Summer of 2021, with Chicago in the midst of a surge in gun violence, Mayor Lori Lightfoot and the police department declared war on gangs.
With support from key members of the City Council, the mayor introduced a plan to sue gangs for their assets.
“To be very blunt and clear, we are going after their blood money,” Lightfoot told reporters after announcing an asset seizing plan.
The aldermen examine the feasibility of gang forfeiture, the Chicago Police Department is taking the fight to street organizations, building another gang database.
In other words, they’ve decided to target gangs directly.
Now, I don’t know that suing gangs will do a lot of good–I’m just not sure how much property they have that you can seize through court action–but the focus is clearly on the right people.
That’s a good thing, and while I’ve criticized Lightfoot a lot, at least here she’s blaming the right people.
However, some are taking issue with it.
But Northeastern University Professor Lance Williams, an expert on violence, calls the idea of targeting gangs weird.
“What you have today is fragments of those groups that exist from block to block. You’re talking about thousands of them that exist throughout the whole city of Chicago from block to block and because of the level of disorganization those groups change regularly. So what one group might be today, they might not be tomorrow,” Williams said.

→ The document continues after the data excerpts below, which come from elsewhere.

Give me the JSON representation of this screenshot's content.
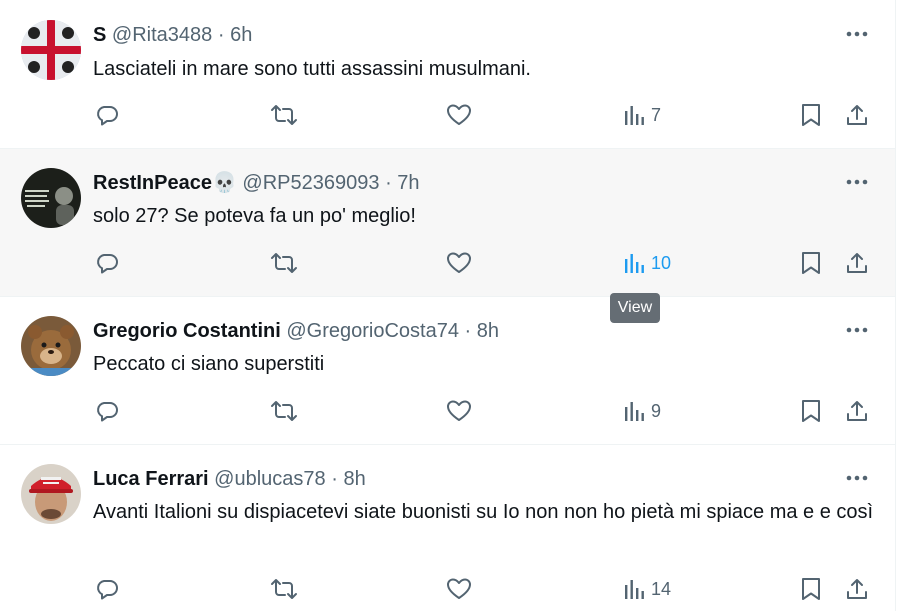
{
  "tweets": [
    {
      "display_name": "S",
      "handle": "@Rita3488",
      "time": "6h",
      "text": "Lasciateli in mare sono tutti assassini musulmani.",
      "views": "7"
    },
    {
      "display_name": "RestInPeace💀",
      "handle": "@RP52369093",
      "time": "7h",
      "text": "solo 27? Se poteva fa un po' meglio!",
      "views": "10"
    },
    {
      "display_name": "Gregorio Costantini",
      "handle": "@GregorioCosta74",
      "time": "8h",
      "text": "Peccato ci siano superstiti",
      "views": "9"
    },
    {
      "display_name": "Luca Ferrari",
      "handle": "@ublucas78",
      "time": "8h",
      "text": "Avanti Italioni su dispiacetevi siate buonisti su Io non non ho pietà mi spiace ma e e così",
      "views": "14"
    }
  ],
  "separator": "·",
  "tooltip": "View",
  "colors": {
    "accent": "#1d9bf0",
    "muted": "#536471",
    "hover_bg": "#f7f7f7"
  },
  "icons": [
    "reply-icon",
    "retweet-icon",
    "like-icon",
    "views-icon",
    "bookmark-icon",
    "share-icon",
    "more-icon"
  ]
}
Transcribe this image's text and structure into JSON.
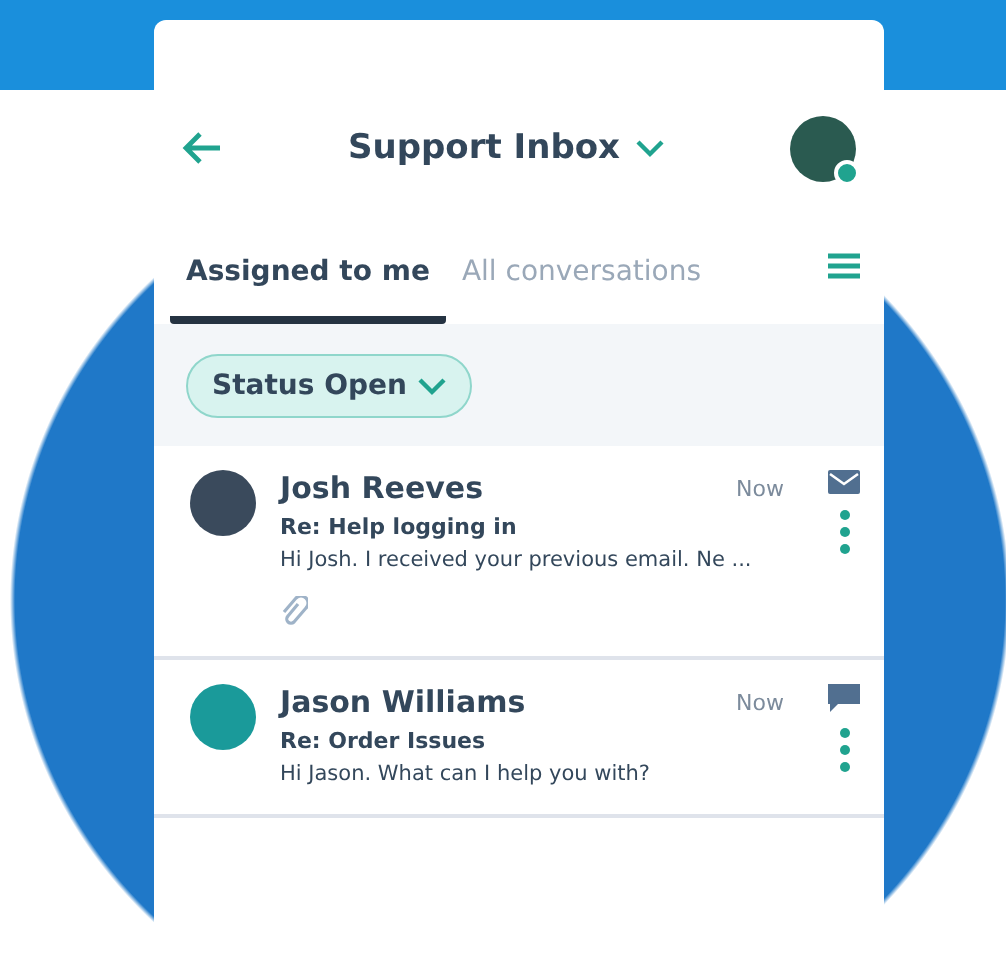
{
  "header": {
    "title": "Support Inbox",
    "user_online": true
  },
  "tabs": [
    {
      "label": "Assigned to me",
      "selected": true
    },
    {
      "label": "All conversations",
      "selected": false
    }
  ],
  "filter": {
    "label": "Status Open"
  },
  "conversations": [
    {
      "name": "Josh Reeves",
      "subject": "Re: Help logging in",
      "preview": "Hi Josh. I received your previous email. Ne ...",
      "time": "Now",
      "kind": "email",
      "attachment": true,
      "color": "#3a4a5c"
    },
    {
      "name": "Jason Williams",
      "subject": "Re: Order Issues",
      "preview": "Hi Jason. What can I help you with?",
      "time": "Now",
      "kind": "chat",
      "attachment": false,
      "color": "#1a9a9a"
    }
  ]
}
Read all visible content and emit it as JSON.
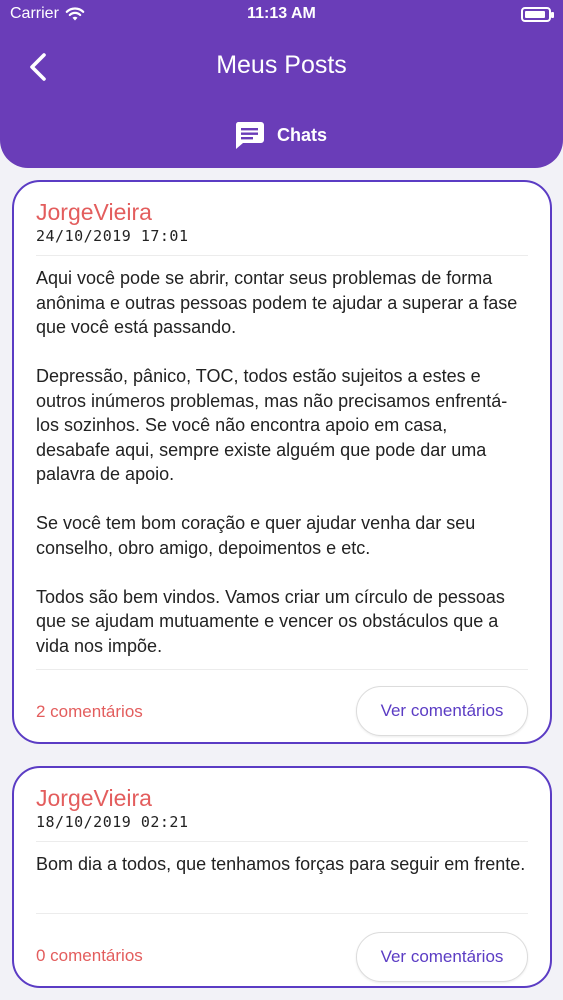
{
  "status": {
    "carrier": "Carrier",
    "time": "11:13 AM",
    "battery_level": 0.9
  },
  "header": {
    "title": "Meus Posts",
    "tab_label": "Chats"
  },
  "posts": [
    {
      "author": "JorgeVieira",
      "date": "24/10/2019 17:01",
      "body": "Aqui você pode se abrir, contar seus problemas de forma anônima e outras pessoas podem  te ajudar a superar a fase que você está passando.\n\nDepressão, pânico, TOC, todos estão sujeitos a estes e outros inúmeros problemas, mas não precisamos enfrentá-los sozinhos. Se você não encontra apoio em casa, desabafe aqui, sempre existe alguém que pode dar uma palavra de apoio.\n\nSe você tem bom coração e quer ajudar venha dar seu conselho, obro amigo, depoimentos e etc.\n\nTodos são bem vindos. Vamos criar um círculo de pessoas que se ajudam mutuamente e vencer os obstáculos que a vida nos impõe.",
      "comments": "2 comentários",
      "button": "Ver comentários"
    },
    {
      "author": "JorgeVieira",
      "date": "18/10/2019 02:21",
      "body": "Bom dia a todos, que tenhamos forças para seguir em frente.",
      "comments": "0 comentários",
      "button": "Ver comentários"
    }
  ]
}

So Williams seems to think it’s weird because the groups are too nebulous. I suspect that ties into my concerns about whether these gangs actually own property that can be taken.
However, not everyone is making sensible arguments.
Cook County State’s Attorney Kim Foxx says her office attacks gang activity through its Complex Homicide and Gang unit, Financial Crimes unit and Gun Crime Strategies team, but she’s not embracing the city’s increased focus on gangs.
“I think there is a pervasive fear of gangs and because of the structures that we have been so accustomed to in this city, and whether you were talking about Al Capone’s gang back in the 20s and 30s or the GDs from the 80s, that there’s a notion about Chicago and gangs that when we see violence there is a tendency to think that’s what it is,” Foxx said. “I think we certainly need to make sure that we don’t have these organizations that are hellbent on creating violence and mayhem under control, but we also have to make sure that we’re addressing why people join gangs, what happens to our social structure when we have kids as young as nine, 10, 11, feeling that there’s more comfort and solidarity in a gang structure than they have in their communities.”
OK, sorry, but Kim Foxx doesn’t get a say in any of it. Even if she’s talking about trying to prevent people from joining gangs in the first place–a position I echo all the time–she still doesn’t get a say.
She’s free to say whatever words she wishes to, but they count for less than zero in this discussion.
I mean, this is a woman who refused to prosecute anyone who took part in a gun battle, including the group that initiated it, citing “mutual combat.” She directly contributed to any future gunfights in the city because people know she’ll let everyone walk. Either that or people will be killed because they’re worried that if they fight back, the attacker will just walk.
So no, she doesn’t get a say on any of this.
Targeting gangs–and contrary to what Foxx says, people don’t think of gangs in Chicago because of Capone but because gangs are carrying out most of the violence–is the smart choice. I may not be too sure of Lightfoot’s focus on how to target them, but she’s at least looking in the right place for a change.